The women speak of the problems that arose as they attempted to build a revolutionary government and adjust to the changes in the power structure after the exit of Somoza. One headed the nation’s police; another took charge of its medical program; a Miskito physician turned legislator and factory worker helped to reconstruct her company when the employees left the country shortly after Somoza fell. Following the FSLN’s loss at the polls, the company owners returned, and the workers had to hire a lawyer in an effort to retain the plant. This story is typical of the problems of those who benefited from the revolution.

Randall, a lesbian, feminist, and revolutionary, obviously chose women who, at least in part, supported her ideas. She asked questions aimed mainly at eliciting their reaction to women’s difficulty in retaining positions of power and influence. The women interviewed emerge as fascinating individuals as they describe their personal backgrounds and their different experiences during and after the Sandinistas’ tenure in power. The women comment on allies and antagonists among the party members; both Daniel Ortega and his wife, Rosario, receive criticism.
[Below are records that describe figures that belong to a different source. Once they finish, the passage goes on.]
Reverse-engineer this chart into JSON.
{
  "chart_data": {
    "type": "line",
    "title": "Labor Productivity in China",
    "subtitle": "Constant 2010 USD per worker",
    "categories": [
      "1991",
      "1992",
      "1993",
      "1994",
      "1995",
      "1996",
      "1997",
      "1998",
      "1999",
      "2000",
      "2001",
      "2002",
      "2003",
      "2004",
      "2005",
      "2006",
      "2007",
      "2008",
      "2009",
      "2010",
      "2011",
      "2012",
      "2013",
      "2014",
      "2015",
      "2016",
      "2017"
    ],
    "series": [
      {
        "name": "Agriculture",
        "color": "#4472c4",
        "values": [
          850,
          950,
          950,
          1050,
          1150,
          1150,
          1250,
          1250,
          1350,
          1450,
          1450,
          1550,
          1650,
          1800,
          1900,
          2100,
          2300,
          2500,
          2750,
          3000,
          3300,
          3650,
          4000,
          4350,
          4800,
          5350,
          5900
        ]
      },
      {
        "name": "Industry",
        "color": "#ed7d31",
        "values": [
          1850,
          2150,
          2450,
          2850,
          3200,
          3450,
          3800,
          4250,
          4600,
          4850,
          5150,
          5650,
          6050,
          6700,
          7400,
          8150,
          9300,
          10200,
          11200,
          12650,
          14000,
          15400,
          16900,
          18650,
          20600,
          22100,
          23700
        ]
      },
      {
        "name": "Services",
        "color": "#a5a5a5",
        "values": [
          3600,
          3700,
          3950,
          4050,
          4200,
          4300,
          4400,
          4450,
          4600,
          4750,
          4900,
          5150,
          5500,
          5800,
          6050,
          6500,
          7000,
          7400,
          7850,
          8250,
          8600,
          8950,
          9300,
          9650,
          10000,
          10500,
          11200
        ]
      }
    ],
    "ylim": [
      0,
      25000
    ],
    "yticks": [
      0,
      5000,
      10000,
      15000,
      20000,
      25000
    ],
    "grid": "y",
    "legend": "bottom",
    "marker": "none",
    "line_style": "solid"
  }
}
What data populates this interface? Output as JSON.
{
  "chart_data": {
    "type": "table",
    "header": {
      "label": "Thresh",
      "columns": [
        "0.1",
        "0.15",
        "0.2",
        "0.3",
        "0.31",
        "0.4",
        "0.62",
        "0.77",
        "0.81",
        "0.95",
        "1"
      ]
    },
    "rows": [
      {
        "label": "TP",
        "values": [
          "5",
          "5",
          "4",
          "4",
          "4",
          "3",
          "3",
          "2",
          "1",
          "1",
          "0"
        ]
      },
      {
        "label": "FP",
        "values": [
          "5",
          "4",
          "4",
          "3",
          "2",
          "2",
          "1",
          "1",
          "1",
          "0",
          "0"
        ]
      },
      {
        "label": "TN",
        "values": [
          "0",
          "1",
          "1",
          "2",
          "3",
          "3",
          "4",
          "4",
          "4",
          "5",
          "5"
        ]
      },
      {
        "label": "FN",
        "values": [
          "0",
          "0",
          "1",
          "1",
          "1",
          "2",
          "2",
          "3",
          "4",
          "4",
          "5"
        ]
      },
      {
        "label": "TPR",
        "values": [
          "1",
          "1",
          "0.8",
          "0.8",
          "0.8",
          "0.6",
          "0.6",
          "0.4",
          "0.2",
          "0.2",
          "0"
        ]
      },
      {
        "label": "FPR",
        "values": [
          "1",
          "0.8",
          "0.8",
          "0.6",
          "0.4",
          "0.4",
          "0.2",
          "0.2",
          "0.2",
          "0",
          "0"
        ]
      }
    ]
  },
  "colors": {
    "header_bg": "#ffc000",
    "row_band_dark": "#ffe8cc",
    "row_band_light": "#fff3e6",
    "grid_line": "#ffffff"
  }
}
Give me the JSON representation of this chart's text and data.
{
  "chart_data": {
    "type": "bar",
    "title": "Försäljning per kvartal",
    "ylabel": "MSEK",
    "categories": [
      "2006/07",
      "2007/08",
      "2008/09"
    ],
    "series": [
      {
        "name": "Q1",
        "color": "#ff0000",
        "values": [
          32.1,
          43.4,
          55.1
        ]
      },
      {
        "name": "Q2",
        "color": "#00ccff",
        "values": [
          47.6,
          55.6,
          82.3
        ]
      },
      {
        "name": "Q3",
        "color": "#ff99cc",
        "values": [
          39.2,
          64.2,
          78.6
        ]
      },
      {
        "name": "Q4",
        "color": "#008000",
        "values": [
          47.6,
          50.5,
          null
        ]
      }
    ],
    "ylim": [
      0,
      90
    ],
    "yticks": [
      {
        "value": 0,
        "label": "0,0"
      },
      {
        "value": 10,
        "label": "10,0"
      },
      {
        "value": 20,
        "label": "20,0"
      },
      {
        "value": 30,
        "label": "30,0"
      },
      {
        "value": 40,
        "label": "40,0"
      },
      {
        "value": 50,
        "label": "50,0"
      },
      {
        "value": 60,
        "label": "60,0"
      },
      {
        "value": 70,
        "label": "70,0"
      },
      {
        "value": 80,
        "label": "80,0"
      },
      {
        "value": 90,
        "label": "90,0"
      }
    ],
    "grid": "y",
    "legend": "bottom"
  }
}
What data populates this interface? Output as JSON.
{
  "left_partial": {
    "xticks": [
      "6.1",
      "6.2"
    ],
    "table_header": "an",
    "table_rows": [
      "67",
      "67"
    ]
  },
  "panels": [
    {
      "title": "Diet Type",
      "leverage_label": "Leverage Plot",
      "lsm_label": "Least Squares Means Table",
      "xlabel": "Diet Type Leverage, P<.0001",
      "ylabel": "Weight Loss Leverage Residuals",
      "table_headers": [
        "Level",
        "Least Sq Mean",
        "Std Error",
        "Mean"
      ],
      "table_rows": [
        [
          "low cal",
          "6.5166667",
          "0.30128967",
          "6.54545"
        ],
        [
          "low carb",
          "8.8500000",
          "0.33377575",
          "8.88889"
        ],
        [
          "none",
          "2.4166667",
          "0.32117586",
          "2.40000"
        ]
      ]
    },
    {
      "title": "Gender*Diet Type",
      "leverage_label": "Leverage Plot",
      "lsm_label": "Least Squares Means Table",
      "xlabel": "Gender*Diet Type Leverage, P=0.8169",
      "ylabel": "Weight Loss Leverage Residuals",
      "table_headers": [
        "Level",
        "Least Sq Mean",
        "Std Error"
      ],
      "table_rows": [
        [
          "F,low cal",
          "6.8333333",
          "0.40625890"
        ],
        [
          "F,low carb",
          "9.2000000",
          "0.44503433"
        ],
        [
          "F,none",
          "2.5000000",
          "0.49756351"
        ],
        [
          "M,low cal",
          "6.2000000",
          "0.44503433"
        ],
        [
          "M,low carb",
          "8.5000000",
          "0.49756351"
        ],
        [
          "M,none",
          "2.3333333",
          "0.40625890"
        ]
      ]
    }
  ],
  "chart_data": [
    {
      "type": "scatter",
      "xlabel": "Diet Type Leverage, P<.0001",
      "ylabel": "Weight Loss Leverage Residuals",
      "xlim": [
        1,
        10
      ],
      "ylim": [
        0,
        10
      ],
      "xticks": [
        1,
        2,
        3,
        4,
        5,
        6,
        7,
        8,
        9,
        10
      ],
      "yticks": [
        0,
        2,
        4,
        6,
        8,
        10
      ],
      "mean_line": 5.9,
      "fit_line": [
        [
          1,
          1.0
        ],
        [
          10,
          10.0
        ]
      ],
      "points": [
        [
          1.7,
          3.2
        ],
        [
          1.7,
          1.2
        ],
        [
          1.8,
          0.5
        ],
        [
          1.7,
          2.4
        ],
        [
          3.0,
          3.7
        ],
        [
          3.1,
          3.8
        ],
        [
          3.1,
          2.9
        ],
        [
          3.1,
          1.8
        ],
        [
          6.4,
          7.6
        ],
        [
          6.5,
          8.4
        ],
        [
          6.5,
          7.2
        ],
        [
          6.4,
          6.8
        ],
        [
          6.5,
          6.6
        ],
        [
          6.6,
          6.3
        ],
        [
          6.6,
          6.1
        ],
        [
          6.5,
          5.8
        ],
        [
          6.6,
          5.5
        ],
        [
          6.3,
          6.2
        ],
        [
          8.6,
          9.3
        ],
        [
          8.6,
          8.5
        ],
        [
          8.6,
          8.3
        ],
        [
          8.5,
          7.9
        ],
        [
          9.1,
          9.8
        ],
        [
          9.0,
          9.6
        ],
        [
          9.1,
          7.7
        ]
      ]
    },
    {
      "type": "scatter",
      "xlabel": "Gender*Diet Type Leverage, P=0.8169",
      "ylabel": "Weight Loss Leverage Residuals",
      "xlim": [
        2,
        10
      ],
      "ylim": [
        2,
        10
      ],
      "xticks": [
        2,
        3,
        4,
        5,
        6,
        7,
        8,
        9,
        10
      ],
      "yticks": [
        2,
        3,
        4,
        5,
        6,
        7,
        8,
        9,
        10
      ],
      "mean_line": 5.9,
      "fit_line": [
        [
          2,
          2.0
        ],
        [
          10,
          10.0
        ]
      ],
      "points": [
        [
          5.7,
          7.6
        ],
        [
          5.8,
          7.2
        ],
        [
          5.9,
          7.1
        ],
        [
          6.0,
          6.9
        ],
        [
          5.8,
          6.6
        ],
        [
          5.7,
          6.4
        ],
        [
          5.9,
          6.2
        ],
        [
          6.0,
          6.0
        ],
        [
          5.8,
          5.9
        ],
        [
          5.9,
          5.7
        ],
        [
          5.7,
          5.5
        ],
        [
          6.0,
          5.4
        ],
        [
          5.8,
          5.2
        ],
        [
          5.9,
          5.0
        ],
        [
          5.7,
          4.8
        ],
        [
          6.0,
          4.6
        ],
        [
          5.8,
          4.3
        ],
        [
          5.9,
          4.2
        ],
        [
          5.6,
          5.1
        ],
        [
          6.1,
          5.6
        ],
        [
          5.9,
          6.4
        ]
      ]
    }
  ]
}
The interplay between personalities, male and female, during the long days of trying to organize and promote the new administration while dealing with a war financed by their powerful northern neighbor may give only a limited view of the period, but it raises important questions and issues. All these women experienced shock and surprise when the people of Nicaragua voted for UNO and doña Violeta Chamorro. Many blamed the FSLN’s defeat on the male leaders of the party, who strayed too far from the lives of average people. They reasoned that Nicaraguans (especially the women) voted above all for peace, and for the hope that an administration supported by the United States would end the male draft and the deaths of so many young men.

Randall illustrates many of the problems of women in politics in Latin America. Her book could be effective in a women’s history course. It also reinforces the studies of anthropologist Florence Babb and others, showing that although the war did end, the standard of living for the average working-class family deteriorated with the return of capitalism and the strong influence of the United States.

It would have been helpful to have an appendix defining the many initialed agencies and an alphabetical list of people mentioned, with a sentence or two defining their roles (although Randall does this when first mentioning an important individual). An occasional inclusion of poems in their original Spanish, which Randall has translated into English, would also have been interesting.